Published 6:11 pm Monday, July 18, 2016

The recent release of the study done on the Beaufort County Detention Center and the justice system surrounding it was met with bit of consternation. For many years, the jail — whether the county needs to build a new one, perform massive restructuring of the existing one or leave it as is and find ways to put less people in it — has been a contentious issue. For years, people on all sides of the issue have called for an outside agency to be called on to create an objective assessment of the jail. Now they have it, and the results are probably not what some parties were expecting.

The jail issue has mainly centered on one thing: overcrowding.
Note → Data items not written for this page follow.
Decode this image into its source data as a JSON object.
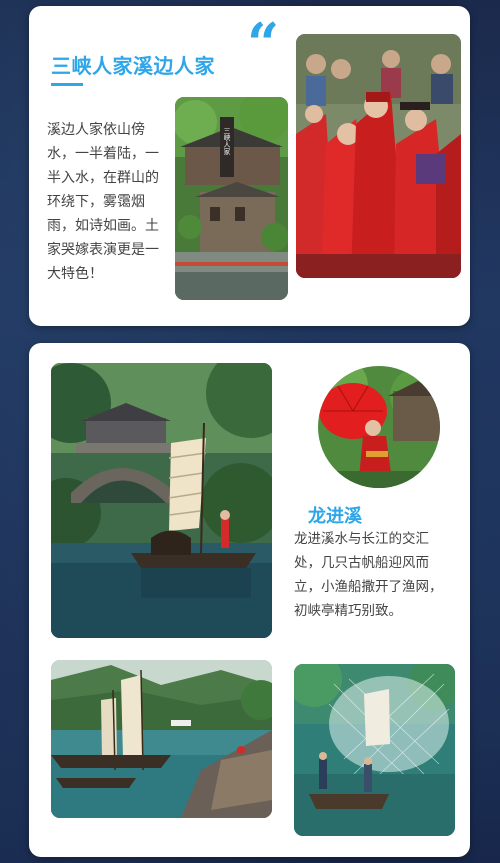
{
  "section_1": {
    "title": "三峡人家溪边人家",
    "quote_mark": "“",
    "description": "溪边人家依山傍水，一半着陆，一半入水，在群山的环绕下，雾霭烟雨，如诗如画。土家哭嫁表演更是一大特色！",
    "sign_text": "三峡人家"
  },
  "section_2": {
    "title": "龙进溪",
    "description": "龙进溪水与长江的交汇处，几只古帆船迎风而立，小渔船撒开了渔网，初峡亭精巧别致。"
  },
  "colors": {
    "accent": "#2fa6e8",
    "background": "#1e3158",
    "card": "#ffffff",
    "text": "#444444"
  }
}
One side of the issue says the way to avoid overcrowding, and plan for both population growth and its resultant inmate population growth, is to build a bigger jail. The other side says a new jail is not needed, there are ways to keep its population down: sending some inmates to be housed in jails in surrounding counties; lowering bonds, making release more accessible; stepping up the pace at which the District Attorney’s Office prosecutes cases. The cost of a jail is too much for Beaufort County taxpayers to shoulder, they say.
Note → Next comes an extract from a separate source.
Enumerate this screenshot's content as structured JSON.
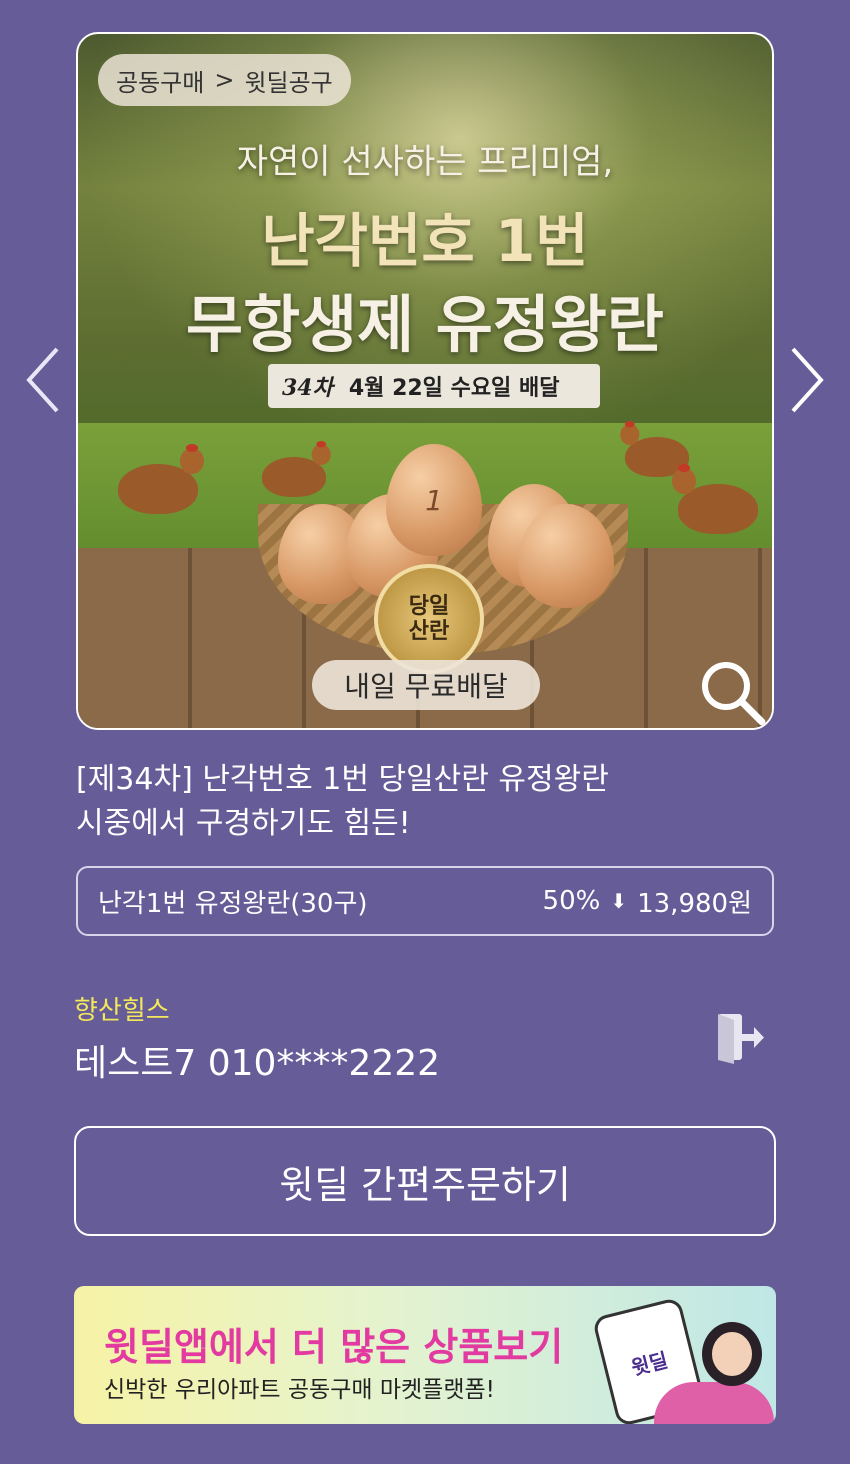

But the interesting thing about the Jail and Justice System Assessment by two contractors with the National Institute of Corrections is that the report essentially says the problem with the jail is kind of not about the jail at all. It’s about the people and programs of Beaufort County, and there are problems with the people and programs of Beaufort County.

Of course the jail has people coming in and out, but there are some who have extended stays — not because they’re serving sentences, but because they suffer from drug addictions or have mental health issues. Many are poor. They have neither access to a very limited amount of programs addressing these problems in Beaufort County, nor available funds for programs offered elsewhere. Many of their families choose to leave them in jail, because their problems are too large for them to handle, but at the same time, the jail offers no drug addiction or mental health programs or counseling, nor does it have the space to operate such programs should they exist. These people — most of who are there for minor charges and need treatment rather than incarceration — are housed with violent criminals simply because there’s not enough space in the jail to separate the violent from the non-violent.

The JJSA report does not say Beaufort County needs a new jail. What it says is that Beaufort County has a real problem that can be seen through its jail population. It leaves a lot of questions, the first of which is what would cost more: funding the programs that keep the jail population down and give people the treatment they desperately need or building a new jail?